0625ctt MGI update

The Materials Genome Initiative aspires to reduce by half the time from materials discovery to manufacture. Credit: MGI; OSTP. 

 

The Materials Genome Initiative turned two yesterday, and the White House celebrated the birthday by announcing a flurry of new projects that involve sizeable investments from 20 or so collaborators.

According to a fact sheet (pdf) issued at the same time by the White House Office of Science and Technology Policy, which oversees the MGI, these are new commitments from universities, federal agencies, industry, and professional societies. The value of the new commitments is not clear, but OSTP says in its fact sheet, “What started out as a modest investment of ~$63 million involving just four Federal agencies in 2012 has grown into a multi-stakeholder endeavor valued at hundreds of millions of dollars…”

The OSTP is calling them “commitments,” rather than projects, probably because the projects seem to be themselves layers of partnerships. For example, the University of Wisconsin has plans to work with Argonne National Laboratory, CAMECA and, according to its website, “UW-Madison, the University of Michigan and Georgia Tech together will begin dialog to begin building a nationwide network for materials innovation.” OSTP says the new projects build on the foundation layed by the five federal agencies that embraced MGI early on—the National Science Foundation, the National Institute of Standards and Technology, DOD, DOE, and NASA.

Some of these agencies have made very large commitments already—for example, the Army Research Laboratory’s Enterprise for Multiscale Research of Materials program, which we reported on in the March 2013 ACerS BulletinThe ARL program is worth up to $120 million over 10 years. A long time in the planning, the Enterprise’s vision for designing materials from fundamental principles arguably played a large role in developing the ideas that would eventually spawn the Materials Genome Initiative.

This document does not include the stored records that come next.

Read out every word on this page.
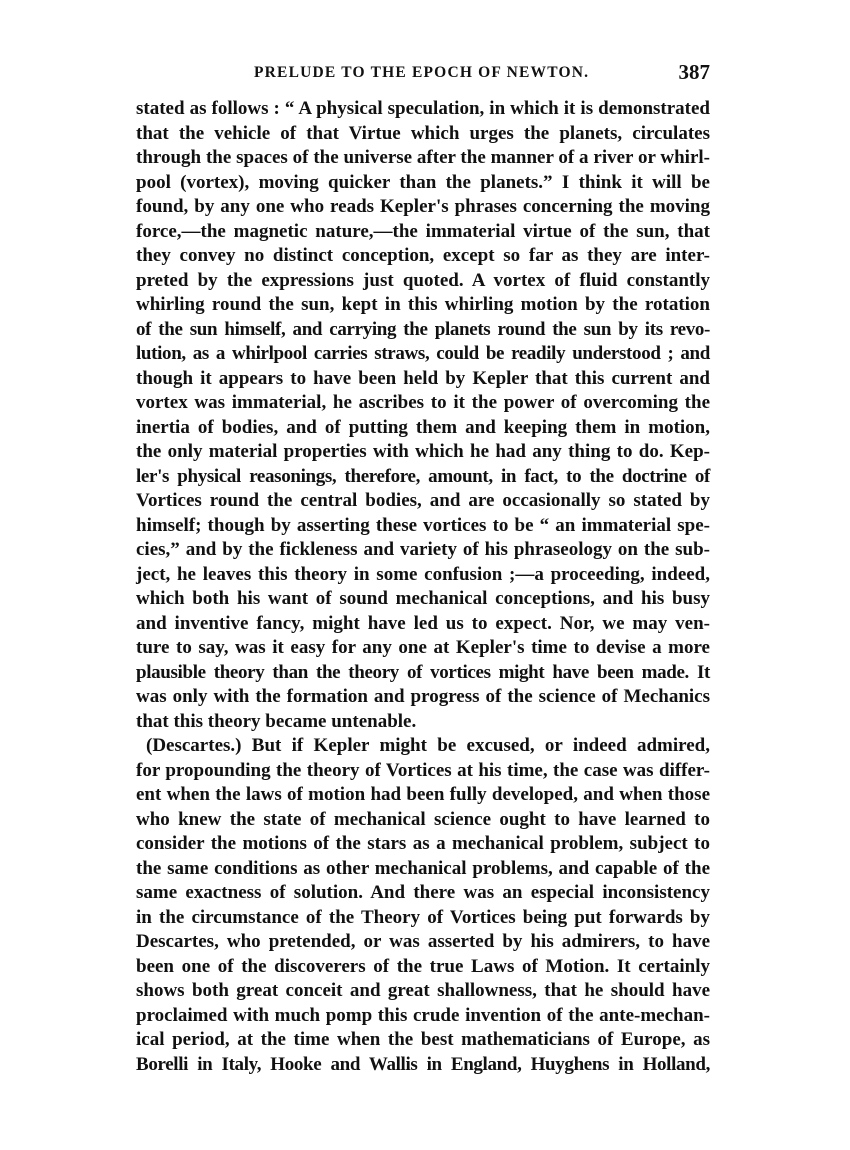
PRELUDE TO THE EPOCH OF NEWTON.	387
stated as follows : “ A physical speculation, in which it is demonstrated
that the vehicle of that Virtue which urges the planets, circulates
through the spaces of the universe after the manner of a river or whirl-
pool (vortex), moving quicker than the planets.” I think it will be
found, by any one who reads Kepler's phrases concerning the moving
force,—the magnetic nature,—the immaterial virtue of the sun, that
they convey no distinct conception, except so far as they are inter-
preted by the expressions just quoted. A vortex of fluid constantly
whirling round the sun, kept in this whirling motion by the rotation
of the sun himself, and carrying the planets round the sun by its revo-
lution, as a whirlpool carries straws, could be readily understood ; and
though it appears to have been held by Kepler that this current and
vortex was immaterial, he ascribes to it the power of overcoming the
inertia of bodies, and of putting them and keeping them in motion,
the only material properties with which he had any thing to do. Kep-
ler's physical reasonings, therefore, amount, in fact, to the doctrine of
Vortices round the central bodies, and are occasionally so stated by
himself; though by asserting these vortices to be “ an immaterial spe-
cies,” and by the fickleness and variety of his phraseology on the sub-
ject, he leaves this theory in some confusion ;—a proceeding, indeed,
which both his want of sound mechanical conceptions, and his busy
and inventive fancy, might have led us to expect. Nor, we may ven-
ture to say, was it easy for any one at Kepler's time to devise a more
plausible theory than the theory of vortices might have been made. It
was only with the formation and progress of the science of Mechanics
that this theory became untenable.
(Descartes.) But if Kepler might be excused, or indeed admired,
for propounding the theory of Vortices at his time, the case was differ-
ent when the laws of motion had been fully developed, and when those
who knew the state of mechanical science ought to have learned to
consider the motions of the stars as a mechanical problem, subject to
the same conditions as other mechanical problems, and capable of the
same exactness of solution. And there was an especial inconsistency
in the circumstance of the Theory of Vortices being put forwards by
Descartes, who pretended, or was asserted by his admirers, to have
been one of the discoverers of the true Laws of Motion. It certainly
shows both great conceit and great shallowness, that he should have
proclaimed with much pomp this crude invention of the ante-mechan-
ical period, at the time when the best mathematicians of Europe, as
Borelli in Italy, Hooke and Wallis in England, Huyghens in Holland,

In addition to nongovernmental institutions, significant new investments were announced by federal agencies, most of which are interagency partnerships. In addition to the five agencies mentioned already, DARPA and the US Army are involved. There is at least one interesting new MGI participant mentioned in the fact sheet. The Smithsonian Associates—the education arm of the Smithsonian Institution—plans to produce a program on the history of advanced materials and their development for fall 2013.

The OSTP fact sheet fully describes the commitment partnerships. Here is a condensed, high-level summary taken from the OSTP press release.

NIST to Create New Center of Excellence in Support of MGI: The Commerce Department’s National Institute of Standards and Technology (NIST) is committing $25 million over 5 years to form a Center of Excellence on Advanced Materials. Only the second center of excellence in NIST history, it will create a collaborative environment and concentration of technical capability to accelerate materials discovery and development. NIST will also collaborate with ASM International and its Computational Materials Data Network to establish an open, digital repository of materials data.

 

Universities to Build a Materials Innovation Accelerator Network: In support of MGI goals, the University of Wisconsin, Madison, and the Georgia Institute of Technology are creating new Institutes in materials innovation with collective investments totaling ~$15 million while the

University of Michigan has committed to invest an additional $20 million MGI programs already underway. Moreover, all three universities will partner to launch a nationwide dialogue and begin work toward building a nationwide materials innovation accelerator network to better connect with other centers, institutes, future efforts, and MGI-related activity.

 

Public-Private Collaboration to Move Materials to Market Faster: Lawrence Berkeley National Laboratory (LBNL), Massachusetts Institute of Technology, and Intermolecular, Inc., are working together to more accurately predict material behavior with software tools made openly available by LBNL. Building on data from existing high-throughput combinatorial experimentation and simulation, researchers anticipate a set of tools that could increase the speed of new materials development ten-fold or more over conventional approaches.

 

Data on Millions of Materials to be Made Freely Available: Harvard University and IBM are releasing a freely available and open database describing 2.3 million new materials for potential use in solar cells – the largest open-access effort of its kind. Greater sharing of basic materials data is a core principle of the MGI, and these newly available data are expected to advance the development of a range of organic, electricity-generating devices, including some that could be coated, painted, or sprayed on roofs, windows, walls, and portable devices.

 

New Commitments in Education: Building on pledges made by more than 60 companies and universities last year to advance the MGI, seven more academic institutions and a software company are announcing new educational efforts around MGI that include curricula development, new graduate degrees, and research opportunities. For example, MIT is launching a new massive open online course (MOOC) focusing on innovation and commercialization with new materials.